Especialistas explicam como expressões virais refletem a busca por pertencimento, afetam a atenção e podem indicar sinais de fadiga mental na era das telas
Se você já ouviu um adolescente dizer que “perdeu aura”, comentar um enigmático “six seven” ou reclamar de estar com “brainrot”, saiba que isso vai além de uma simples moda passageira. Esse vocabulário, cada vez mais presente nas redes sociais, ajuda a entender como a cultura digital se conecta diretamente ao funcionamento do cérebro e às relações sociais da nova geração.
Especialistas apontam que essas expressões funcionam como códigos de identificação. Mais do que palavras sem sentido aparente, elas ajudam jovens a se reconhecerem como parte de um grupo. Em uma fase marcada pela construção da identidade, compartilhar a mesma linguagem fortalece vínculos e gera sensação de pertencimento.
Do ponto de vista neurológico, isso não é por acaso. O cérebro humano é programado para buscar conexão social. Ao adotar uma gíria ou meme em alta, o jovem ativa mecanismos ligados à recompensa — especialmente a liberação de dopamina, neurotransmissor associado ao prazer e à motivação. A novidade e a rapidez dessas expressões intensificam esse efeito, tornando-as ainda mais atraentes e fáceis de espalhar.
Além disso, o humor tem papel central nesse processo. Muitas vezes, memes e gírias substituem explicações mais longas, funcionando como atalhos emocionais. Compartilhar uma referência pode ser uma forma indireta de dizer “é assim que me sinto”. Por outro lado, esse mesmo mecanismo pode gerar exclusão, especialmente quando alguém não entende ou não acompanha os códigos do grupo.

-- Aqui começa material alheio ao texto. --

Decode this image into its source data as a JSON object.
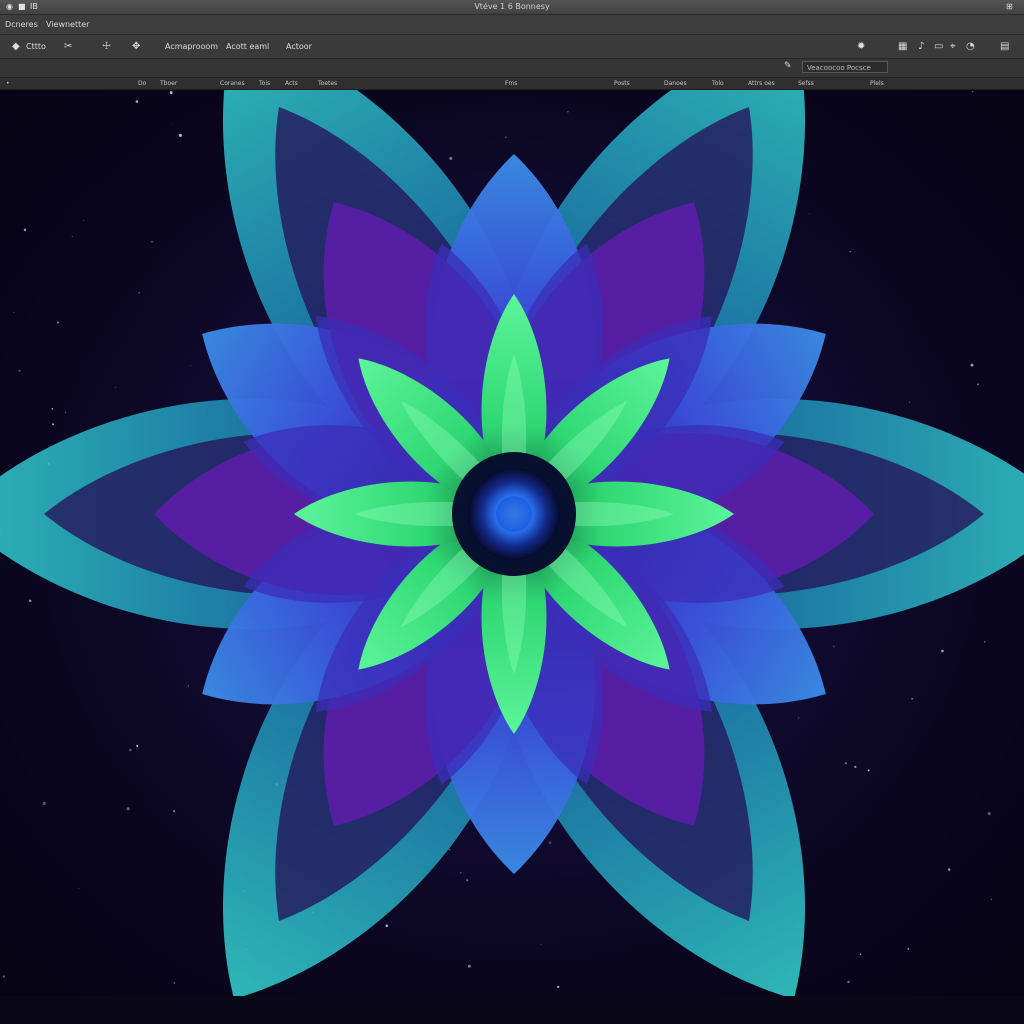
{
  "window": {
    "title": "Vtéve 1 6 Bonnesy",
    "controls_left": [
      "◉",
      "■",
      "IB"
    ],
    "controls_right": "⊞"
  },
  "menubar": {
    "items": [
      "Dcneres",
      "Viewnetter"
    ]
  },
  "toolbar": {
    "tool1_label": "Cttto",
    "tool2_icon": "✂",
    "tool3_icon": "☩",
    "tool4_icon": "✥",
    "btn_a": "Acmaprooom",
    "btn_b": "Acott eaml",
    "btn_c": "Actoor",
    "right_icons": [
      "✹",
      "▦",
      "♪",
      "▭",
      "⌖",
      "◔",
      "▤"
    ]
  },
  "optbar": {
    "search_value": "Veacoocoo Pocsce"
  },
  "ruler": {
    "columns": [
      "Do",
      "Tboer",
      "Coranes",
      "Tois",
      "Acts",
      "Toetes",
      "Fms",
      "Posts",
      "Danoes",
      "Tolo",
      "Attrs oes",
      "Sefss",
      "Plels"
    ]
  },
  "colors": {
    "canvas_bg": "#0c0724",
    "petal_green": "#3cf07a",
    "petal_blue": "#3a4bd8",
    "petal_violet": "#5a1fa6",
    "frost_cyan": "#27c7c9"
  }
}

Outro termo que ganhou destaque é “brainrot” — usado de forma irônica para descrever a sensação de cansaço após consumir conteúdos rápidos por longos períodos. Embora não represente uma condição médica literal, especialistas afirmam que ele traduz uma experiência real: a fadiga mental.
O consumo contínuo de vídeos curtos e fragmentados sobrecarrega o cérebro, especialmente a memória de trabalho. Esse padrão pode levar a uma espécie de “névoa mental”, com dificuldade de concentração, raciocínio mais lento e menor retenção de informações.
Grande parte desse efeito está ligada ao formato das plataformas digitais. O hábito de rolar a tela sem parar cria um ciclo de estímulo e recompensa: cada novo vídeo ativa um mecanismo automático de atenção, mantendo o cérebro em estado constante de alerta. Com o tempo, isso pode reduzir a capacidade de foco em atividades mais longas, como leitura ou estudo.
Entre adolescentes, o impacto tende a ser maior. Nessa fase da vida, áreas do cérebro ligadas à emoção e à busca por validação já estão desenvolvidas, enquanto regiões responsáveis por controle de impulsos ainda estão em formação. Isso aumenta a vulnerabilidade ao uso excessivo das redes.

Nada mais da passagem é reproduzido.